XVIII. Partir

28 4 9
                                    

Le départ.

Cette douleur sans nom déchira le cœur de Yugo, alors que la petite ferme disparaissait derrière la colline.

Il ne se souvenait pas d'être allé plus loin que le village de Hautclair. Il n'avait jamais eu envie de franchir le Bois de Civère, clair et calme, qui cernait les collines d'Hauclair et qui, au-delà, laissait apercevoir les pics des Montagnes du Grand Est. Il ignorait d'ailleurs comment elles s'appelaient, et n'avaient pas l'intention de le savoir.

Il ne verrait plus Lulli. 

Elle était gentille, Lulli. C'était la fille du forgeron, qui habitait au plein cœur du village. Il avait espéré, il y a peu de temps, qu'elle accepterait de danser avec lui, au prochain bal du village. Avec sa chevelure blonde comme les blés, ses adorables tâches de rousseur sur le nez et son regard noisette si doux, elle avait toujours été très douce avec lui. 

Ses grands-parents lui manquaient affreusement. Ils attendaient avec lui de savoir si Lulli l'accepterait.

Si elle voudrait bien être fermière avec lui. 

C'était fini.

Chaque pas qui l'éloignait de la maison, l'éloignait de cette vie douce et rêvée.

Le cahot des chevaux tonnait dans sa tête comme mille tempêtes, si bien que Charon finit par briser le silence en devinant l'esprit torturé du jeune homme.

"Fils? Qu'est-ce qu'il y a ?

- Père, j'ai peur, dit ouvertement le jeune homme.

- Qu'est-ce qui te fait peur, mon garçon ?

- J'étais bien, père. J'étais heureux. J'ai l'impression que je perds quelque chose d'important. Mon cœur se sert et se sent plus vide que jamais.
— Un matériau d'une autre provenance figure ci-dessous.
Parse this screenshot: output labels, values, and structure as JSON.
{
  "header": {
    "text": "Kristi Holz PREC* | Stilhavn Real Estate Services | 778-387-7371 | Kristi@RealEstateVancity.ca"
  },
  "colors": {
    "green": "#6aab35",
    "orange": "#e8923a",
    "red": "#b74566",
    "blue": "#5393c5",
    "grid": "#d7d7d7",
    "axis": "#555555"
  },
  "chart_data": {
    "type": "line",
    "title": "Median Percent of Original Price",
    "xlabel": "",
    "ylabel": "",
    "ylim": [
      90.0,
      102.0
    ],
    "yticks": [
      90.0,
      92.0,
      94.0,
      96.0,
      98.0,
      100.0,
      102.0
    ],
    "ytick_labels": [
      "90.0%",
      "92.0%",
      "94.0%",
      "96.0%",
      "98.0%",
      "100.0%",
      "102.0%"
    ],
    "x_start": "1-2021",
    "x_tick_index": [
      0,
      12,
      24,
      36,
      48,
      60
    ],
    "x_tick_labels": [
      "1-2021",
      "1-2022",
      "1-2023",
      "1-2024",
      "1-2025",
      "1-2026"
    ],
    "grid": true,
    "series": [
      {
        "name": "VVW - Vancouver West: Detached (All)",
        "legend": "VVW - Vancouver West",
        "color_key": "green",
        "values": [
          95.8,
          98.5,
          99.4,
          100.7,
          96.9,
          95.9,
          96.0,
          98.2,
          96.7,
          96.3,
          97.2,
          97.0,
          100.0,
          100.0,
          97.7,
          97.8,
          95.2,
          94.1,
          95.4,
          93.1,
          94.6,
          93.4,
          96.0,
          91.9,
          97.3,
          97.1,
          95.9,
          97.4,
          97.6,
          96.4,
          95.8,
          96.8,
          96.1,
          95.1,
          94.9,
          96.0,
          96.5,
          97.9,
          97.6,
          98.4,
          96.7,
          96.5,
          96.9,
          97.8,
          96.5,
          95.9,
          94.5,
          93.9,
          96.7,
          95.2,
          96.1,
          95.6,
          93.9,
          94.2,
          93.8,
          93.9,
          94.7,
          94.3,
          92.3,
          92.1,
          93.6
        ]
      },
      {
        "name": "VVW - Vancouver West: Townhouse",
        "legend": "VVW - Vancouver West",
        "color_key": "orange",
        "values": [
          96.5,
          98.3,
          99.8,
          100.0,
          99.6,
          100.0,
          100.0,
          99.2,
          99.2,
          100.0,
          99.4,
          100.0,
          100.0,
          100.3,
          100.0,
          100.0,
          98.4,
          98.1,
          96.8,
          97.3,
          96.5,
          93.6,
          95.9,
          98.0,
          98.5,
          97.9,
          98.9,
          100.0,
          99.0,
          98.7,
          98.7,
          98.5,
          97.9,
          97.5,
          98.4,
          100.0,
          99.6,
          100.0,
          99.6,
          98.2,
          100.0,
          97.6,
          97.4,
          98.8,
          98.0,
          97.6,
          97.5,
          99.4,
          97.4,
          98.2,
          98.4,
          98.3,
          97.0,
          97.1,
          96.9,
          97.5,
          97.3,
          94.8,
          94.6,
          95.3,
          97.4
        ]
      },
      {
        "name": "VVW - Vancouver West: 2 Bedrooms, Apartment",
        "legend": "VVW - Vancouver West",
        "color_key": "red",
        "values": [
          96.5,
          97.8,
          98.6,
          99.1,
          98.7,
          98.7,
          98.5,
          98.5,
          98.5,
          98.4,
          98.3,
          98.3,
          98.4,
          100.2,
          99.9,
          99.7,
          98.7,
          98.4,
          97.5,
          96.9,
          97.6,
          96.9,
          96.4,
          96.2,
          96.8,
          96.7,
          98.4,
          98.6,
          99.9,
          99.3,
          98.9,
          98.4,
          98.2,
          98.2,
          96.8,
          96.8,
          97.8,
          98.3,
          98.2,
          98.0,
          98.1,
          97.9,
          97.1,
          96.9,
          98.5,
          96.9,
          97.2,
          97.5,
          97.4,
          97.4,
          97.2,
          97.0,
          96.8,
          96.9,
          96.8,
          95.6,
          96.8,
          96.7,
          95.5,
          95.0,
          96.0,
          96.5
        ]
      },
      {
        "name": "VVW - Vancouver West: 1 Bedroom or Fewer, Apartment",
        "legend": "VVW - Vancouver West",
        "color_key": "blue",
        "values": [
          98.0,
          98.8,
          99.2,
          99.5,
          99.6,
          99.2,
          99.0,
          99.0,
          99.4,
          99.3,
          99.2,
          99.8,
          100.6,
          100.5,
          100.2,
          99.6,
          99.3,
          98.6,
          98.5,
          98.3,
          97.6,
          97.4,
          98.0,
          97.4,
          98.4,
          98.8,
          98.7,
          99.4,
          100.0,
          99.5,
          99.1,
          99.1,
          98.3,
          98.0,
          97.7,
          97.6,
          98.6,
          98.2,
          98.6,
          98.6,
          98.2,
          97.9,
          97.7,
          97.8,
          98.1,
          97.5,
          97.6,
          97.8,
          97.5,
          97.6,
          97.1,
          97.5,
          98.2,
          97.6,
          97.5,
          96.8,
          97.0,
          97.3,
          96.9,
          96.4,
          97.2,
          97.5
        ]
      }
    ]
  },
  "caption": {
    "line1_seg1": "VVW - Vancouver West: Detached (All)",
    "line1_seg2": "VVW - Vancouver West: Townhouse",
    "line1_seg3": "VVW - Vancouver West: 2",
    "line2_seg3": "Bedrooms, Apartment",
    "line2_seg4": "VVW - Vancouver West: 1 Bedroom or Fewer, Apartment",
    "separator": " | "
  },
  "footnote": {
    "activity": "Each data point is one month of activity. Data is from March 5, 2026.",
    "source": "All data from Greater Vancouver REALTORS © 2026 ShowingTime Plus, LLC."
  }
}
Grand-père et Grand-mère me manquent tant ! Et... il y a Lulli.

- Oh."

Charon était si étonné qu'il en oublia de réprimer un sourire. Yugo, amoureux? La petite Lulli était une charmante enfant, la dernière fois qu'il l'avait vu. 

Le Maître des Lames avait pris l'habitude d'éviter les cités et les villages pour éviter d'être reconnu, et son village natal, Hautclair, ne faisait pas exception. Le village était maintenant peuplé d'anciens camarades de jeunesse. Il n'avait gardé aucune animosité, mais aucune grande amitié non plus. Son enfance remontait à bien trop de printemps, et le grand départ, pour lui, était tellement ancien qu'aucune attache n'était assez forte pour lui donner envie d'y passer, s'il n'en était pas obligé.

Mais il semblerait qu'en ce jour, un petit détour vers le village allait être une bonne chose.

"Je crois que mon cheval a besoin d'un nouveau mors. Que dirais-tu de passer au village avant de partir ? 

- Mais, je croyais que nous devions rejoindre au plus tôt la Mer Nosastra ?" interrogea Yugo, dissimulant mal son excitation.

- Féru appréciera, crois-moi. Et ça te laissera le temps de parler à Lulli."

Yugo rougit, ce qui fit sourire Charon beaucoup plus franchement.

"Tu lui poseras cette fameuse question qui te brûle les lèvres."

Yugo râla, mais son cœur, déjà, était beaucoup plus léger à l'idée de savoir qu'il pourrait au moins revoir, une dernière fois, Lulli, et lui poser cette question qui lui brûlait les lèvres.

*****

Sur la grand place toute pavée du village, l'heure était au marché, avec les gens qui bavardaient dans un brouhaha sans nom, marchant au rythme des sabots qui claquaient sur les pierres et les coups de marteaux de la forge. Les grandes maisons, faites de pierre et de bois, voyaient la bordure de leurs fenêtres fleuries de crocus, les premières fleurs du printemps. On y sentait de part et d'autre l'odeur du pain fraîchement sorti des fours de la boulangerie, et celle du café torréfié venu de loin vers le sud, aux bordures de la mer Sole. La chose la plus exotique qui existait par delà ces terres reculés de l'est.